To add: Being Pagan and not Wiccan, I'm not sure how precisely Wiccans worship their gods - that's for me to learn and not to judge. To me, all gods, all mythical creatures, all spirits, are fundamentally real and fundamentally exist; I just don't worship all of them. I don't think of them as "just a part of me" or some kind of archetype. I believe in them as literally real and separate from us. I believe they find their worshipers where they do.
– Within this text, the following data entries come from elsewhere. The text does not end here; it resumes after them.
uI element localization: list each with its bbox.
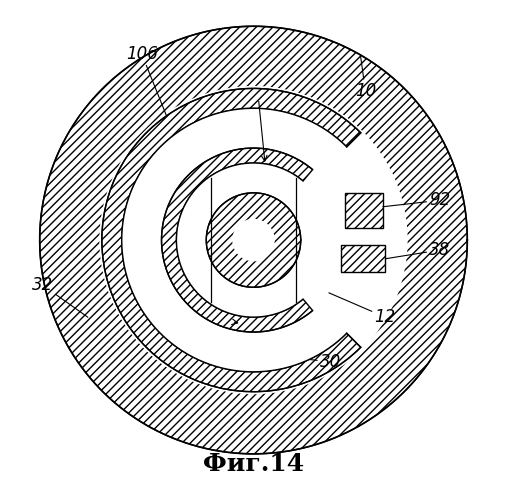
Text: 12: 12: [329, 293, 396, 326]
Wedge shape: [162, 148, 345, 332]
Wedge shape: [40, 26, 467, 454]
Bar: [345, 193, 383, 228]
Text: 106: 106: [126, 44, 166, 116]
Text: 38: 38: [386, 241, 451, 259]
Wedge shape: [206, 193, 301, 288]
Text: 32: 32: [31, 276, 88, 318]
Circle shape: [99, 86, 408, 394]
Circle shape: [176, 163, 331, 317]
Text: 92: 92: [383, 192, 451, 210]
Circle shape: [232, 219, 275, 262]
Bar: [341, 245, 385, 272]
Text: Фиг.14: Фиг.14: [203, 452, 304, 476]
Wedge shape: [102, 88, 405, 392]
Wedge shape: [162, 148, 313, 332]
Circle shape: [122, 108, 385, 372]
Wedge shape: [102, 88, 361, 392]
Text: 10: 10: [355, 55, 376, 100]
Text: 30: 30: [309, 353, 341, 371]
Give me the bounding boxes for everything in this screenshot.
I don't practise reconstructionist or ceremonial traditions in the slightest. All of my offerings, prayers, meditations, and so on and so forth, come from my heart of hearts and what feels appropriate and respectful in the moment. I know reconstructionism and ceremonial methods give other Pagans (and Wiccans) a strength of purpose and a framework under which they can connect with their gods more easily, and I don't judge them until they start judging me. I personally believe gods move on with the times and it's the emotion and heart behind the prayers, offerings, and dedications that matter, not the specific attention to how it might've been done a long time ago (but are just as grateful for old-fashioned worship as they are for my kind). Of course, I try to cater to some things -- say, Dionysus was associated with wine and pinecones, so I burn pine incense and make offerings of wine and/or grapes to him, just as I burn cinnamon incense for Bastet, who is said to have been given cinnamon offerings in the olden days. It's the feeling and the thought that counts, at least that's how I see / believe it.